When Congress added a statutory clause defining "final judgment" under the EAJA as "a judgment that is final and not appealable," it included an example in the legislative history indicating that the thirty-day period begins once the government dismisses its appeal. See H.R.Rep. No. 99-120(I), at 22 n.26 (1985), reprinted in 1985 U.S.C.C.A.N. 132, 151 n.26 ("When the Government dismisses an appeal, the date of dismissal commences the thirty-day period.").

We hold that where, as here, the government dismisses its own appeal, the date of dismissal commences the thirty-day period. In the present case, the plaintiffs filed their applications more than three months after this court dismissed the government's consolidated appeal. These applications, under our holding, were clearly untimely under the EAJA, depriving the district court of jurisdiction to consider the merits of the applications.In an effort to avoid being found "untimely" under the EAJA, the plaintiffs contend that the magistrate judge's orders reaffirming his prior decisions were "final judgments" under the EAJA, entitling them to new thirty-day periods to file their requests for attorney's fees. The magistrate judge, however, did not issue orders of remand as requested by the plaintiffs. Rather, the magistrate judge found these separate requests "unnecessary," concluding that his previous sentence-four judgments in these cases remained in effect.
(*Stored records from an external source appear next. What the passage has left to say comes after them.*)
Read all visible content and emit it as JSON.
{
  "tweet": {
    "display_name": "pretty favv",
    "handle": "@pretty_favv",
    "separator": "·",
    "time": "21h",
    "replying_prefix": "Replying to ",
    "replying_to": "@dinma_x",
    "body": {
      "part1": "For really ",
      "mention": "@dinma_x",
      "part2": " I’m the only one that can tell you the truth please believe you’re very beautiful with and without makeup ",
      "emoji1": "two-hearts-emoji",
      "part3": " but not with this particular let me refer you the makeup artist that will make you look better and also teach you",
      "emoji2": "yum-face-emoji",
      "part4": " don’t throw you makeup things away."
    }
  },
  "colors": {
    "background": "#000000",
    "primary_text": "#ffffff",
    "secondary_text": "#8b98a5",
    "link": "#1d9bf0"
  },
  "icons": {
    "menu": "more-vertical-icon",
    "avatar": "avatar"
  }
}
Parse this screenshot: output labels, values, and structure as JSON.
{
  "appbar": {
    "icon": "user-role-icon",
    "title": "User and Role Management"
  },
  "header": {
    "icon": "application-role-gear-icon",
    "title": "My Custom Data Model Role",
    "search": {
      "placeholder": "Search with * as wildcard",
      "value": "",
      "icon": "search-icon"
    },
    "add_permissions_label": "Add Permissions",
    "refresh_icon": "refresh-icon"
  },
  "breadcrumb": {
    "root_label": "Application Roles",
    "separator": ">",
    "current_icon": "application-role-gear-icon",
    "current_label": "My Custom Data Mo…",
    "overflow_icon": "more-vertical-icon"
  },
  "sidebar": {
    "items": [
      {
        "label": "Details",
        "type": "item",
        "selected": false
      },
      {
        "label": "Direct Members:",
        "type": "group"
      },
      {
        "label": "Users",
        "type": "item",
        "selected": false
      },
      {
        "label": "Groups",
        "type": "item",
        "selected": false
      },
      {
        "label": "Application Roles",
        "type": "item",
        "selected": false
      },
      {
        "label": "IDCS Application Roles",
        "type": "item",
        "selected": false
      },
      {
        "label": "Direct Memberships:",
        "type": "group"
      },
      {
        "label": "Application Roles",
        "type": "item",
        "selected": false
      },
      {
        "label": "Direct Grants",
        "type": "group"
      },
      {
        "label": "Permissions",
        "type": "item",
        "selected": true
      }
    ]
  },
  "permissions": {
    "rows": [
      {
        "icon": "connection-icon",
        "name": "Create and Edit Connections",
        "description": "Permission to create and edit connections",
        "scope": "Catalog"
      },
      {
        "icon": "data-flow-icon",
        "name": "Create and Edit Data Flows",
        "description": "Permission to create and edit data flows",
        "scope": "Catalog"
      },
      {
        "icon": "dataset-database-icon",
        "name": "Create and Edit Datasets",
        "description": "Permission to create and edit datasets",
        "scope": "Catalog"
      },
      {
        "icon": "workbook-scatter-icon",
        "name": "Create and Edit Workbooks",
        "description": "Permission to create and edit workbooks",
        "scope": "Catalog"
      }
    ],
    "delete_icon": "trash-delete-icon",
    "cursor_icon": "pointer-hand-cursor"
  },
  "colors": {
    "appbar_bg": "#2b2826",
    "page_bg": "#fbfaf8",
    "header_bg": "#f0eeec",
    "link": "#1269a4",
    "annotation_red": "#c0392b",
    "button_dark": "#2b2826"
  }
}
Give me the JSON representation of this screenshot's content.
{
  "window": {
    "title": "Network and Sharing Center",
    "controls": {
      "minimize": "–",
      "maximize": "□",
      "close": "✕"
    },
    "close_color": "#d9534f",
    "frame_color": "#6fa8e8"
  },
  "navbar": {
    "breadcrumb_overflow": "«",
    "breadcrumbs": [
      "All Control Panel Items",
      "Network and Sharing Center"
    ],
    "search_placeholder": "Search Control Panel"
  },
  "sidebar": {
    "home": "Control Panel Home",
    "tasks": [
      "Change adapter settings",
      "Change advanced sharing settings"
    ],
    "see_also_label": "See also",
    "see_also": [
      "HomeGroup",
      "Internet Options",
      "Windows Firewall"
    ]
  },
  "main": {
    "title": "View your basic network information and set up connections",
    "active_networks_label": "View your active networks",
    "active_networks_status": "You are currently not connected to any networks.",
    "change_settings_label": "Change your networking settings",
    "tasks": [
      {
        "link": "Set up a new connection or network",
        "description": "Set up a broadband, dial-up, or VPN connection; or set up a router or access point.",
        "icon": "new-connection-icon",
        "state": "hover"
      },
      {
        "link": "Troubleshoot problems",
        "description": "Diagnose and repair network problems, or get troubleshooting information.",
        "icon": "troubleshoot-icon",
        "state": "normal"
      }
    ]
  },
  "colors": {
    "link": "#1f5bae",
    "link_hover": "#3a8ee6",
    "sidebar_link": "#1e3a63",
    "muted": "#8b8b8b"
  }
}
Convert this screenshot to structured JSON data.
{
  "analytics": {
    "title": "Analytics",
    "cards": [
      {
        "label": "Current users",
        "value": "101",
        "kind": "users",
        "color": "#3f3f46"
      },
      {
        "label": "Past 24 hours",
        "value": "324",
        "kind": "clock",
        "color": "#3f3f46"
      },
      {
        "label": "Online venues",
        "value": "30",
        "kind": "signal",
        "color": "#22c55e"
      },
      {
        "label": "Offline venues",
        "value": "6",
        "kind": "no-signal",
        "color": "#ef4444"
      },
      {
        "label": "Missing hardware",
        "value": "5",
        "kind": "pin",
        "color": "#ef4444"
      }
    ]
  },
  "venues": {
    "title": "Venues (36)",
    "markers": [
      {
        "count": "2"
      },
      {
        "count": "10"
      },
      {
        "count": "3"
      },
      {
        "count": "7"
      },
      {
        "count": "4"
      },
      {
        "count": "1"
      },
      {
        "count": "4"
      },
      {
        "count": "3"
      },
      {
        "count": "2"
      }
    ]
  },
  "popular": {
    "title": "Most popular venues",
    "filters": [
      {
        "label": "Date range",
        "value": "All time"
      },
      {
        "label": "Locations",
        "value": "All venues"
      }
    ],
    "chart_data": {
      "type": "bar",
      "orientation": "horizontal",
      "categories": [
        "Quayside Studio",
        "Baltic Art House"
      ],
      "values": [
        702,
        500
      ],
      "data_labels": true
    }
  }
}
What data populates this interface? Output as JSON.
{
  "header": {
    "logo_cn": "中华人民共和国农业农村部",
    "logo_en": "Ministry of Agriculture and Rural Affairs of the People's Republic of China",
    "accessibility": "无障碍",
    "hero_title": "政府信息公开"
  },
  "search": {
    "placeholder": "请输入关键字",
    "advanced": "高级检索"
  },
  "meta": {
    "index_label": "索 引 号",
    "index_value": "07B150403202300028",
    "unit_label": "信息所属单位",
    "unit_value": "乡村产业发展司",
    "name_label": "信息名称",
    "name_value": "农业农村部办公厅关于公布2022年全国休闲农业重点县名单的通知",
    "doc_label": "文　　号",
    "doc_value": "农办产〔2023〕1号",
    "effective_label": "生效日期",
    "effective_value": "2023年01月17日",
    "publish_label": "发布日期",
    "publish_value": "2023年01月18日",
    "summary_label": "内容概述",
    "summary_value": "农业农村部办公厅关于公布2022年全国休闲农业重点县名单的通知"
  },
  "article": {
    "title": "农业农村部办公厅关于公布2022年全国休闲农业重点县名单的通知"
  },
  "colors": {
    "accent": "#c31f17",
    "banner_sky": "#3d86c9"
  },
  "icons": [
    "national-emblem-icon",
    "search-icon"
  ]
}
Accordingly, the magistrate judge merely reaffirmed his prior decision in each case. To adopt the plaintiffs' view would allow claimants, who are trying to meet the statutory requirements but have otherwise failed to fall within the EAJA's thirty-day period, to seek orders reaffirming prior decisions in order to start new EAJA filing periods. Because the plaintiffs' interpretation of "final judgment" is not supported by the decisions interpreting § 2412(d)(1)(B) and because it creates an incentive for claimants to create new "final judgments" for purposes of the EAJA clock, we decline to adopt this view.